Electronic communications result in cost savings for companies through their reduced paper consumption. The policy intention was to remove requirements for the use of paper communications so that companies can, for example, make their full annual report and accounts accessible to shareholders via electronic means (unless individual shareholders request a paper copy).
Obtaining the requisite consent and electronic address information from shareholders can take time, so companies which wish to take advantage of the ability to send electronic communications are advised to make appropriate arrangements in advance and should bear the following in mind:
Sending electronic forms of documents and information
Shareholders must have agreed to receive documents electronically and must have supplied an electronic address (eg e-mail address or fax number) for this purpose.
Use of website to give notice of meetings
When a company notifies its shareholders of the publication of a notice for a meeting on its website, the notice must state that it concerns a notice of a company meeting and specify the place, date and time of the meeting. Public companies must also state whether or not the meeting will be an annual general meeting, or convened for a particular purpose. The notice must be available on the website from the date of the notification until the conclusion of the meeting.
Agreement to use of website for communication
Documents or information may only be distributed by a company to its shareholders by publication on a website if the shareholder in question has agreed that the information may be sent to him in that manner, or is deemed to have so agreed, and has not revoked that agreement.

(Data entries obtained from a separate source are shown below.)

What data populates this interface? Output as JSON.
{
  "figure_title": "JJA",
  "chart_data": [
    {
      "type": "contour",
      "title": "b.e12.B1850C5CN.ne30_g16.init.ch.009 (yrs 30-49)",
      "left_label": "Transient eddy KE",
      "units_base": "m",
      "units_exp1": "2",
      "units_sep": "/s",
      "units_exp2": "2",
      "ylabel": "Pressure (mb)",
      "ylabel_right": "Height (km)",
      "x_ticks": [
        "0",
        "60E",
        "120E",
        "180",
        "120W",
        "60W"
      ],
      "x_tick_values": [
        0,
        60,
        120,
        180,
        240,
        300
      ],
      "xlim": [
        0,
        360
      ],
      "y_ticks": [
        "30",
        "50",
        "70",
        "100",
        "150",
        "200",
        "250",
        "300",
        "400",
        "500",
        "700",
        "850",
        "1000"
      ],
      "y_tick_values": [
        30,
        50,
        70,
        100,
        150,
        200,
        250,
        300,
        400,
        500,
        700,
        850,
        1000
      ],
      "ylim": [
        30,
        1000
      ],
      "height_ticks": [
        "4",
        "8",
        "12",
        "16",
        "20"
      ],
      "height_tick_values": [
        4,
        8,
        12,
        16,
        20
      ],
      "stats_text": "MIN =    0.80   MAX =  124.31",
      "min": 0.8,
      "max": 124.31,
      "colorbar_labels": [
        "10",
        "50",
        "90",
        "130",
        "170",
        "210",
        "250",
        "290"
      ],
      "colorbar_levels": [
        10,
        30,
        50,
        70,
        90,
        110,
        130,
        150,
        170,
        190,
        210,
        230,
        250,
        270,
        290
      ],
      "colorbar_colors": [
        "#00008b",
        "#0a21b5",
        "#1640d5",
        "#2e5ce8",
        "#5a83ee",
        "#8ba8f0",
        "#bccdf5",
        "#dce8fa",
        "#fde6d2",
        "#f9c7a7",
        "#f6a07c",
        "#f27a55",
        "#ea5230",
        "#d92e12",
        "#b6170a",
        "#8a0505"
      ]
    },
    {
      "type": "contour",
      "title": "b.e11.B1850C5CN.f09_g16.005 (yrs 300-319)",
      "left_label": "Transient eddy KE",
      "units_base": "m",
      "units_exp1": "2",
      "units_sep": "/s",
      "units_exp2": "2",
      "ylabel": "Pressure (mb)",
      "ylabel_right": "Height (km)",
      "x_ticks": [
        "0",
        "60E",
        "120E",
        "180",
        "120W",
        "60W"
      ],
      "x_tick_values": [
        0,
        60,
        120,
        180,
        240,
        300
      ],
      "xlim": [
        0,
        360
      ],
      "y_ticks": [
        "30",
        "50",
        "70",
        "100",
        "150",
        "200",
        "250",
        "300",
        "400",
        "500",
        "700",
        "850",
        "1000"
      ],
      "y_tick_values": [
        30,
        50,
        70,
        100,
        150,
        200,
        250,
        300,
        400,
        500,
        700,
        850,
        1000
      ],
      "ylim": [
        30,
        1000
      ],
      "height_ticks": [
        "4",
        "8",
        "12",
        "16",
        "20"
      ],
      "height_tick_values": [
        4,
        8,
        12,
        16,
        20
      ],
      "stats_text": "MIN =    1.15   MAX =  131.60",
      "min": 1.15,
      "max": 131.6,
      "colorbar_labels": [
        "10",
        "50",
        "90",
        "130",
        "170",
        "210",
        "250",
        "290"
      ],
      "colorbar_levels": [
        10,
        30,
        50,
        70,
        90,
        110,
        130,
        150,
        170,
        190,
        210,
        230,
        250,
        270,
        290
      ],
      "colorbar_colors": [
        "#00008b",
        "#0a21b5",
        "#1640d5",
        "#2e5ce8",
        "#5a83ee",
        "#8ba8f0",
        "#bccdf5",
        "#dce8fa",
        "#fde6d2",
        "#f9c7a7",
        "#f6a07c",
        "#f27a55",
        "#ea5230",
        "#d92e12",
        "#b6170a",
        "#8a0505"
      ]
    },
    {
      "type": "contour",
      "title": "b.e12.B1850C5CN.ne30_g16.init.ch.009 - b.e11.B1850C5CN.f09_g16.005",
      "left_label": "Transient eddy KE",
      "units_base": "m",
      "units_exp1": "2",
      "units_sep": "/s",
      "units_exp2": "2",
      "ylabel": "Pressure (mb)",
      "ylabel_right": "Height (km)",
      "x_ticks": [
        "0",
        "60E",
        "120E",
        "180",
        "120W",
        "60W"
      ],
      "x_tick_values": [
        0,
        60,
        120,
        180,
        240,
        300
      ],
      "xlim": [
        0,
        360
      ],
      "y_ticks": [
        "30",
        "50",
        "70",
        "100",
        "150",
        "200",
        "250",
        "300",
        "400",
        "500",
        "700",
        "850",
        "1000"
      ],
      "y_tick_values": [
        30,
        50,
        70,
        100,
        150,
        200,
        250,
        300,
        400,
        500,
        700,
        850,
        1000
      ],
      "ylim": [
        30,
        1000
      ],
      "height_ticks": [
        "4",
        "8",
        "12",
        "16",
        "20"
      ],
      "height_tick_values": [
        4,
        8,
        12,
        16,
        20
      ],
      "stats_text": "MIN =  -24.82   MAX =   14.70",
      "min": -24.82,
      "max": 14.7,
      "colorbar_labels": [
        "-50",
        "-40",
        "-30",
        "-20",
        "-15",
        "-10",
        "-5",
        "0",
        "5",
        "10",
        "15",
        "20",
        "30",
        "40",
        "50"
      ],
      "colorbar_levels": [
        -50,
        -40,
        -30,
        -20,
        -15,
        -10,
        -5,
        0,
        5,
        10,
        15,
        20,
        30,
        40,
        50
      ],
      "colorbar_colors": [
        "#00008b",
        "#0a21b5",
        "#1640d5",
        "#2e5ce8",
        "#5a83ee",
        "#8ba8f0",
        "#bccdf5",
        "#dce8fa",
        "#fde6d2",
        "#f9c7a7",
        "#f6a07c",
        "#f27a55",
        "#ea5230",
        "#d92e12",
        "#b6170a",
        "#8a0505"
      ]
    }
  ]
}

Deemed agreement to use of website
A shareholder may, subject to satisfaction of certain technical conditions, be deemed to have agreed to receive electronic communications from a company if:
- the shareholders have passed a resolution to that effect; or
- the company's articles of association contain a resolution to that effect
and, in either case
- the company must have separately asked the shareholder to agree that the company may send documents or information generally, or the specific documents or information in question, to him/her/it by publication on a website and either the shareholder has consented or the company has not received a response to its request within 28 days of making it.
Companies interested in making use of electronic communication options should seek advice on implementing the necessary arrangements.